Thermodynamic and Kinetic Bounds for Finite-frequency Fluctuation-Response

Abstract

Fluctuation-response relations encode fundamental constraints on nonequilibrium systems. While time-domain static response is bounded by activity and entropy production, finite-frequency extensions for time-dependent perturbations remain largely unexplored. Here, we derive frequency-domain fluctuation-response inequalities for steady-state Markov processes with time-dependent perturbations. For barrier and entropic perturbations, the spectral signal-to-noise ratio (SNR) is universally bounded by dynamical activity. Furthermore, for state-current observables, the SNR is bounded by the entropy production rate (EPR).

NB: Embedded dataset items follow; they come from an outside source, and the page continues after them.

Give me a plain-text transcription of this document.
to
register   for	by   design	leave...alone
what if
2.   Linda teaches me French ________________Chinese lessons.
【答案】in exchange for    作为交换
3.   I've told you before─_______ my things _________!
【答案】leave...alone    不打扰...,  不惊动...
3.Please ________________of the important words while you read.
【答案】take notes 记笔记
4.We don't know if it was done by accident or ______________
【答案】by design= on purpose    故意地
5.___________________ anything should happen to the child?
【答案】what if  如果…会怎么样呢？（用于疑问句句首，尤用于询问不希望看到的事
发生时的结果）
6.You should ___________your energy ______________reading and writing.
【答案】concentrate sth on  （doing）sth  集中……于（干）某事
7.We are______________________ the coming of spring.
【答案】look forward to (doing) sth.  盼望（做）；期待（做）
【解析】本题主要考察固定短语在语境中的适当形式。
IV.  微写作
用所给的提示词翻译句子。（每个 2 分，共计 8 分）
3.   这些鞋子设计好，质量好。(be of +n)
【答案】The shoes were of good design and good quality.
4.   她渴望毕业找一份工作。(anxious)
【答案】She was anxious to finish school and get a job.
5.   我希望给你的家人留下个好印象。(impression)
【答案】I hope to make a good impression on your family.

We illustrate our results using the F1-ATPase model to infer EPR. These finite-frequency inequalities provide a practical route to infer dissipation from power spectra measurements.

Figures (2)

• Figure 1: Numerical verification of \ref{['eq: FRIs 1a', 'eq: FRIs 1b', 'eq: FRIs 2a', 'eq: FRIs 2b']}. The transition rates are randomly generated from the exponential distribution $r_{ij} \sim \operatorname{Exp}(1)$. The observable coefficients are randomly generated from the uniform distribution $U(0, 1)$. Each data point is averaged over $4\times 10^5$ trajectories.
• Figure 2: (a). Minimal model for F1-ATPase rotatory motor. $x_0 \to x_1$: ATP binding step; $x_1 \to x_2$: hydrolysis with $\Delta\theta = 120^\circ$ counterclockwise rotation; $x_2 \to x_0$: ADP unbinding step. (b). The finite-frequency thermodynamic bound for the F1-ATPase model with different types of perturbations. The black dashed line represents the thermodynamic upper bound $\max_{(i, j)}\{(\partial_\zeta b_{ij})^2\}\cdot\frac{\dot{\sigma}}{2}$. The average is taken over $4 \times 10^5$ trajectories.